The keeper
If Thee Michelle Gun Elephant were put in a Celebrity Deathmatch ring with any of the bands touted as part of the “garage revival”, I’d put my money on TMGE. (Well, so long as the Hives stay out of it.)
Few bands play garage rock louder and dirtier than Thee Michelle Gun Elephant. Chiba Yusuke’s raspy growl is a love/hate kind of voice — you either love it or you hate it.
As demonstrated on the retrospective TMGE 106 (released as Collection in the U.S.), Thee Michelle Gun Elephant has slowly graduated to bigger studio budgets over the years. Studio sheen is anathema to garage rock’s lo-fi aesthetic.
Not so on Rodeo Tandem Beat Specter, the band’s most recent studio album to be released in the U.S.
The crisper sound loses none of the band’s live immediacy. Chiba and company actually sound stronger.
On the surface, Rodeo Tandem Beat Specter serves up much of the same rough-hewned, headache-inducing rawk ‘n’ roll as previous albums. The quartet could never be accused of “growing” as songwriters.
And yet, there’s something subtly different about Rodeo Tandem Beat Specter.
Maybe it’s the way Chiba makes the songs’ melodies clearer. Perhaps it’s the powerful guitar work of Abe Futoshi. Could be the versatility of drummer Kuhara Kazuyuki. (Spot the almost be-bop drumming on “Citroen no Kodoku” or the tribal beats of “Baby Stardust”.) Or maybe it’s the “Beat Specter” interludes, which show the band can actually play a slow song, let alone an instrumental.

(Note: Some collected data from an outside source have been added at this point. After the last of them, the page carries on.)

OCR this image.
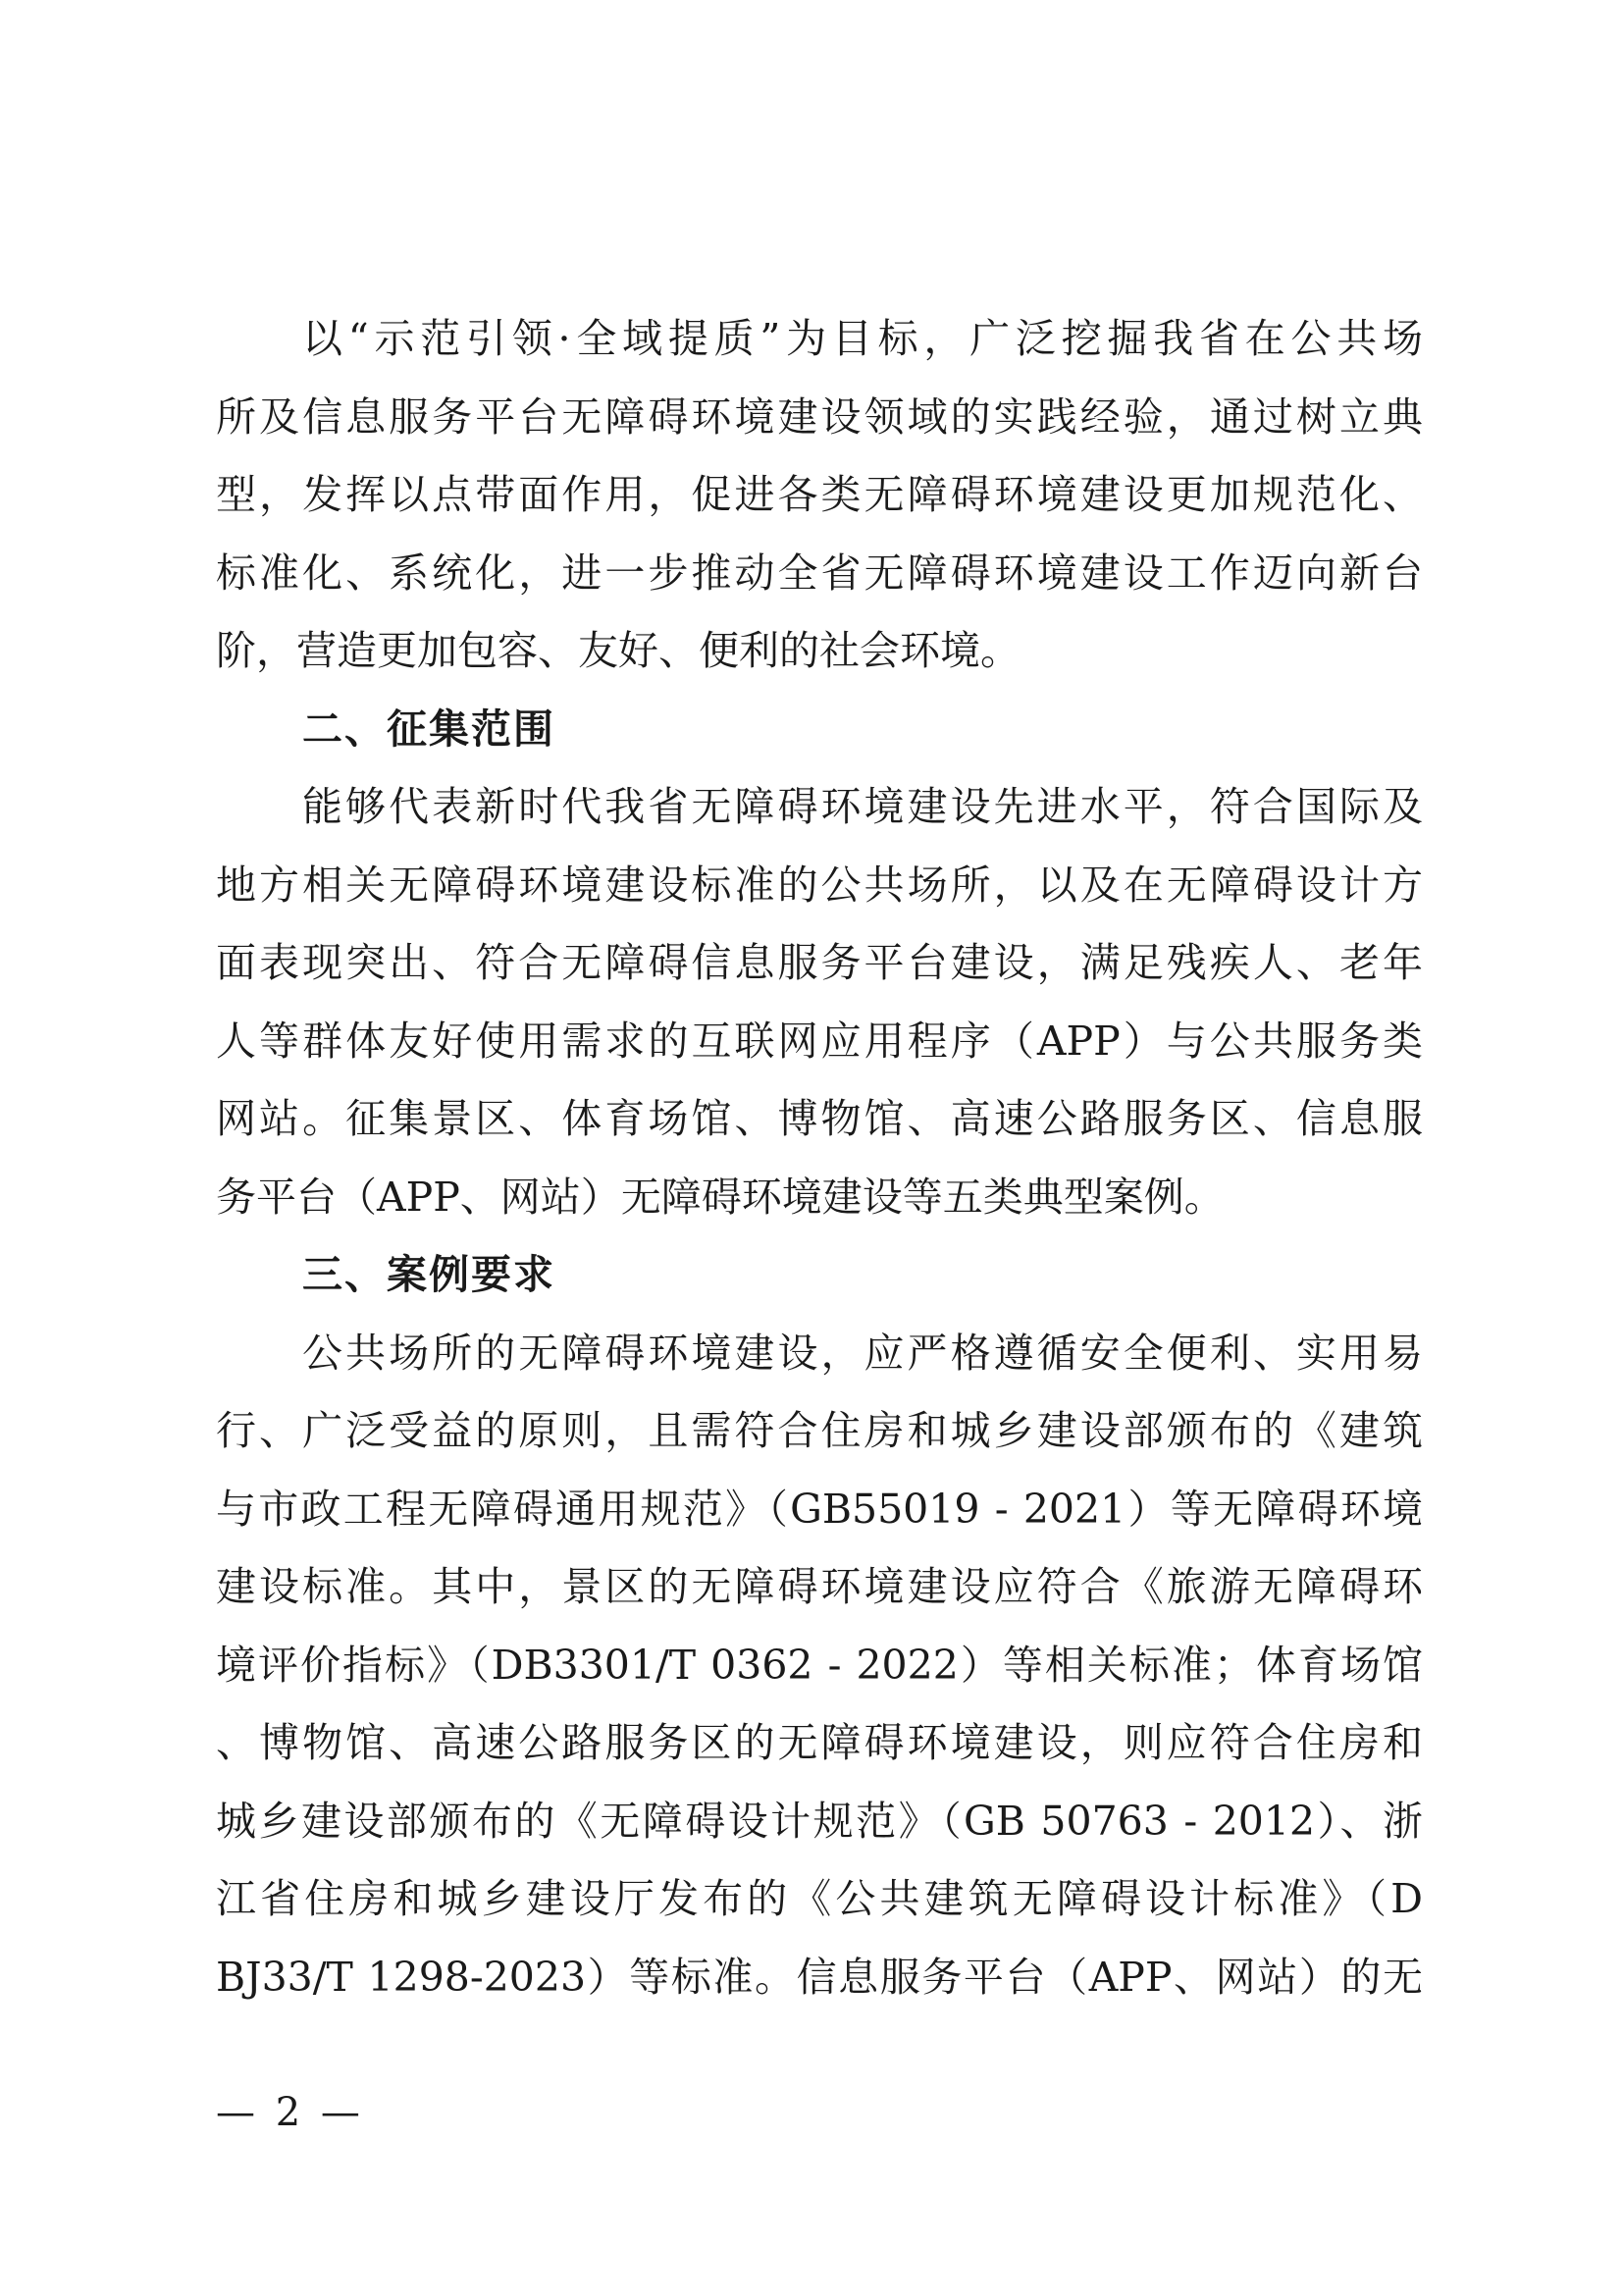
以“示范引领·全域提质”为目标，广泛挖掘我省在公共场
所及信息服务平台无障碍环境建设领域的实践经验，通过树立典
型，发挥以点带面作用，促进各类无障碍环境建设更加规范化、
标准化、系统化，进一步推动全省无障碍环境建设工作迈向新台
阶，营造更加包容、友好、便利的社会环境。
二、征集范围
能够代表新时代我省无障碍环境建设先进水平，符合国际及
地方相关无障碍环境建设标准的公共场所，以及在无障碍设计方
面表现突出、符合无障碍信息服务平台建设，满足残疾人、老年
人等群体友好使用需求的互联网应用程序（APP）与公共服务类
网站。征集景区、体育场馆、博物馆、高速公路服务区、信息服
务平台（APP、网站）无障碍环境建设等五类典型案例。
三、案例要求
公共场所的无障碍环境建设，应严格遵循安全便利、实用易
行、广泛受益的原则，且需符合住房和城乡建设部颁布的《建筑
与市政工程无障碍通用规范》（GB55019 - 2021）等无障碍环境
建设标准。其中，景区的无障碍环境建设应符合《旅游无障碍环
境评价指标》（DB3301/T 0362 - 2022）等相关标准；体育场馆
、博物馆、高速公路服务区的无障碍环境建设，则应符合住房和
城乡建设部颁布的《无障碍设计规范》（GB 50763 - 2012）、浙
江省住房和城乡建设厅发布的《公共建筑无障碍设计标准》（D
BJ33/T 1298-2023）等标准。信息服务平台（APP、网站）的无
— 2 —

It could be all of those things.
Or it could just be that tracks such as “God Jazz Time”, “Abaraketa Sekai” and “Akage no Kelly” are some of the best songs the band has written within its limited parameters.
Regardless, Rodeo Tandem Beat Specter is the tightest Thee Michelle Gun Elephant album Alive/Total Energy has so far reissued.